You do have a handful of audio presets and a 5-band equaliser to tweak the audio further. And you get to access those settings anywhere by long pressing the PatchWall key. Another useful addition here isn’t a novelty, but a necessity that was missing in Xiaomi TVs to date -- an option to mute the audio. Though there is no dedicated mute button, double-clicking the volume down button serves the purpose. The TV does give you a good variety of audio outputs from digital to analog to wireless for plugging in a good soundbar for enhanced sound.

Mi QLED TV 4K 55 - Overall performance: 8/10

The TV takes less than 40 seconds to boot up when you switch it on from the mains, which is par for the course for Android TVs, but fastest by far for a Xiaomi TV. What’s more, the TV comes back on in less than 5 seconds from standby mode, if you switch it off and on using the bluetooth remote; another previously missing feature that has now been added. The default media player is pretty decent when playing content from a USB drive, and you always have the option of installing VLC player from the Play Store if you want something better.

While some keys on the remote double up to execute other functions, I would still have preferred to see dedicated keys for settings and mute, and I will tell you why. Occasionally, when you want to lower the volume a little bit, you end up muting it if you press the button twice. This happens quite often. Also, if you don’t press the PatchWall key long enough to get to the quick settings menu, it simply shuts the content and starts the launcher. This can get quite irritating.

There’s a small implementation bug in the Prime Video app, where if you look to exit the quick settings menu, it exits the video too every single time. Something for the company to fix in the next software update. Beyond these minor niggles, there’s very little to complain about. Xiaomi has done a good job of addressing the missing features and shortcomings in their earlier models, and making the Mi QLED TV 4K 55 a well-rounded product.

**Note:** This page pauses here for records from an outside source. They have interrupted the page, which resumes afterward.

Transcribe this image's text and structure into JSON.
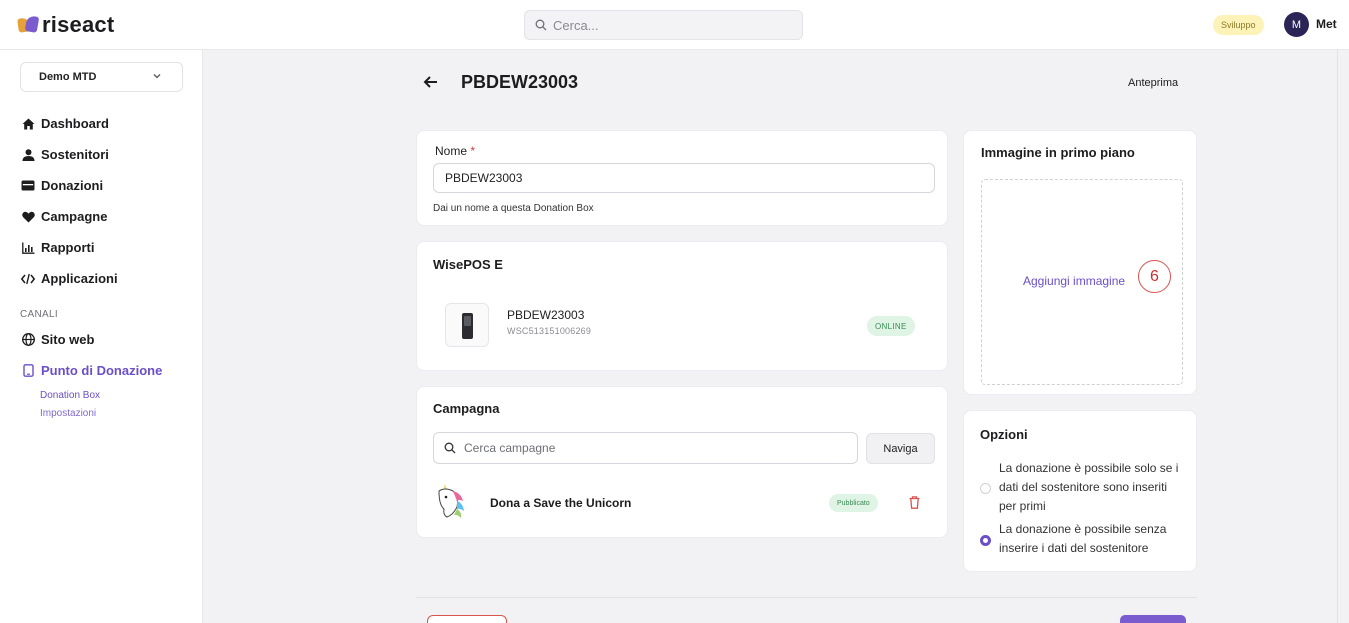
{
  "app": {
    "logo_text": "riseact",
    "search_placeholder": "Cerca...",
    "env_badge": "Sviluppo",
    "avatar_initial": "M",
    "user_name": "Met"
  },
  "sidebar": {
    "org_select": "Demo MTD",
    "items": [
      {
        "label": "Dashboard",
        "icon": "home-icon"
      },
      {
        "label": "Sostenitori",
        "icon": "user-icon"
      },
      {
        "label": "Donazioni",
        "icon": "wallet-icon"
      },
      {
        "label": "Campagne",
        "icon": "heart-icon"
      },
      {
        "label": "Rapporti",
        "icon": "chart-icon"
      },
      {
        "label": "Applicazioni",
        "icon": "code-icon"
      }
    ],
    "section_label": "CANALI",
    "channels": [
      {
        "label": "Sito web",
        "icon": "globe-icon"
      },
      {
        "label": "Punto di Donazione",
        "icon": "device-icon"
      }
    ],
    "sub_items": [
      "Donation Box",
      "Impostazioni"
    ]
  },
  "header": {
    "title": "PBDEW23003",
    "preview": "Anteprima"
  },
  "nome_card": {
    "label": "Nome",
    "required_mark": "*",
    "value": "PBDEW23003",
    "help": "Dai un nome a questa Donation Box"
  },
  "pos_card": {
    "title": "WisePOS E",
    "device_name": "PBDEW23003",
    "device_serial": "WSC513151006269",
    "status": "ONLINE"
  },
  "campaign_card": {
    "title": "Campagna",
    "search_placeholder": "Cerca campagne",
    "navigate_label": "Naviga",
    "campaign_name": "Dona a Save the Unicorn",
    "campaign_status": "Pubblicato"
  },
  "image_card": {
    "title": "Immagine in primo piano",
    "add_label": "Aggiungi immagine",
    "step_number": "6"
  },
  "options_card": {
    "title": "Opzioni",
    "options": [
      {
        "label": "La donazione è possibile solo se i dati del sostenitore sono inseriti per primi",
        "checked": false
      },
      {
        "label": "La donazione è possibile senza inserire i dati del sostenitore",
        "checked": true
      }
    ]
  },
  "colors": {
    "accent": "#6b4fc7",
    "danger": "#d9534f",
    "success_bg": "#dff4e5"
  }
}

Mi QLED TV 4K 55 - Price and verdict

The Mi QLED TV 4K 55 can be purchased for Rs 54,999 with a one year warranty, and an additional year’s warranty on the panel. This is Xiaomi’s most expensive and also their best smart TV to date. Not only is its picture and sound better than its predecessors, but the long-overdue UI enhancements are finally here. You also get support for HDMI 2.1 with eARC, ALLM and a claimed 5 ms input lag that makes this TV great (in theory) to pair with the latest consoles from Microsoft and Sony.

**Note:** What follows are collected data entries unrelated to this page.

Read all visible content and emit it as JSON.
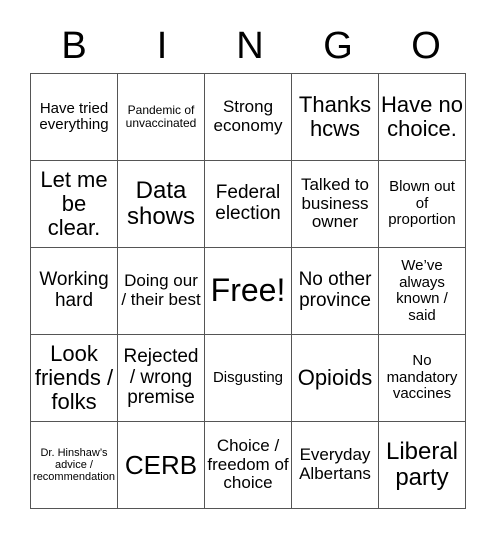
{
  "header": {
    "letters": [
      "B",
      "I",
      "N",
      "G",
      "O"
    ]
  },
  "grid": {
    "rows": [
      [
        "Have tried everything",
        "Pandemic of unvaccinated",
        "Strong economy",
        "Thanks hcws",
        "Have no choice."
      ],
      [
        "Let me be clear.",
        "Data shows",
        "Federal election",
        "Talked to business owner",
        "Blown out of proportion"
      ],
      [
        "Working hard",
        "Doing our / their best",
        "Free!",
        "No other province",
        "We’ve always known / said"
      ],
      [
        "Look friends / folks",
        "Rejected / wrong premise",
        "Disgusting",
        "Opioids",
        "No mandatory vaccines"
      ],
      [
        "Dr. Hinshaw’s advice / recommendation",
        "CERB",
        "Choice / freedom of choice",
        "Everyday Albertans",
        "Liberal party"
      ]
    ]
  }
}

As for alternatives, you get the iFFALCON 55H71 for a few thousands less. That’s another budget QLED TV loaded with features. It misses out on a few newer options like HDMI 2.1 and Android 10, but the performance is at par with this Xiaomi TV, and offers a handful of cool features like far-field mics for true hands-free voice commands without the need for a remote. Another option around the 50K budget would be the OnePlus 55U1 with that cool design, but it isn’t a QLED TV, and the Mi QLED TV 4K 55 trumps it on almost all fronts, barring design. The same goes for the OnePlus Q1 QLED TV that costs 8K more.

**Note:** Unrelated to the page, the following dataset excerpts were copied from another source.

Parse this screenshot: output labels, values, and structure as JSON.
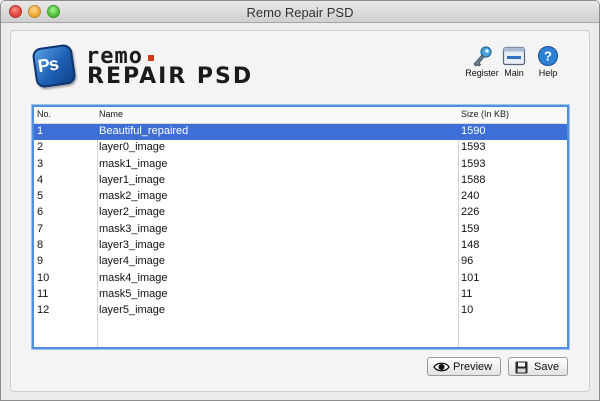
{
  "window": {
    "title": "Remo Repair PSD"
  },
  "logo": {
    "icon_text": "Ps",
    "line1": "remo",
    "line2": "REPAIR PSD"
  },
  "toolbar": {
    "register_label": "Register",
    "main_label": "Main",
    "help_label": "Help"
  },
  "table": {
    "headers": {
      "no": "No.",
      "name": "Name",
      "size": "Size (In KB)"
    },
    "rows": [
      {
        "no": "1",
        "name": "Beautiful_repaired",
        "size": "1590",
        "selected": true
      },
      {
        "no": "2",
        "name": "layer0_image",
        "size": "1593"
      },
      {
        "no": "3",
        "name": "mask1_image",
        "size": "1593"
      },
      {
        "no": "4",
        "name": "layer1_image",
        "size": "1588"
      },
      {
        "no": "5",
        "name": "mask2_image",
        "size": "240"
      },
      {
        "no": "6",
        "name": "layer2_image",
        "size": "226"
      },
      {
        "no": "7",
        "name": "mask3_image",
        "size": "159"
      },
      {
        "no": "8",
        "name": "layer3_image",
        "size": "148"
      },
      {
        "no": "9",
        "name": "layer4_image",
        "size": "96"
      },
      {
        "no": "10",
        "name": "mask4_image",
        "size": "101"
      },
      {
        "no": "11",
        "name": "mask5_image",
        "size": "11"
      },
      {
        "no": "12",
        "name": "layer5_image",
        "size": "10"
      }
    ]
  },
  "buttons": {
    "preview_label": "Preview",
    "save_label": "Save"
  },
  "colors": {
    "selection": "#3d6fd6",
    "table_border": "#4f8fdc",
    "logo_accent": "#d23a1e"
  }
}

Lastly, you have the regular LED Android TVs that sell for a good 15k to 20K less. Some of them do sound better, but the picture on this Mi TV is generally sharper. Given the price delta, it wouldn’t be a fair comparison. All said and done, if you have a budget in excess of Rs 50,000 and are looking for something a bit more premium with better picture quality and modern features, the Mi QLED TV 4K 55 is an excellent option.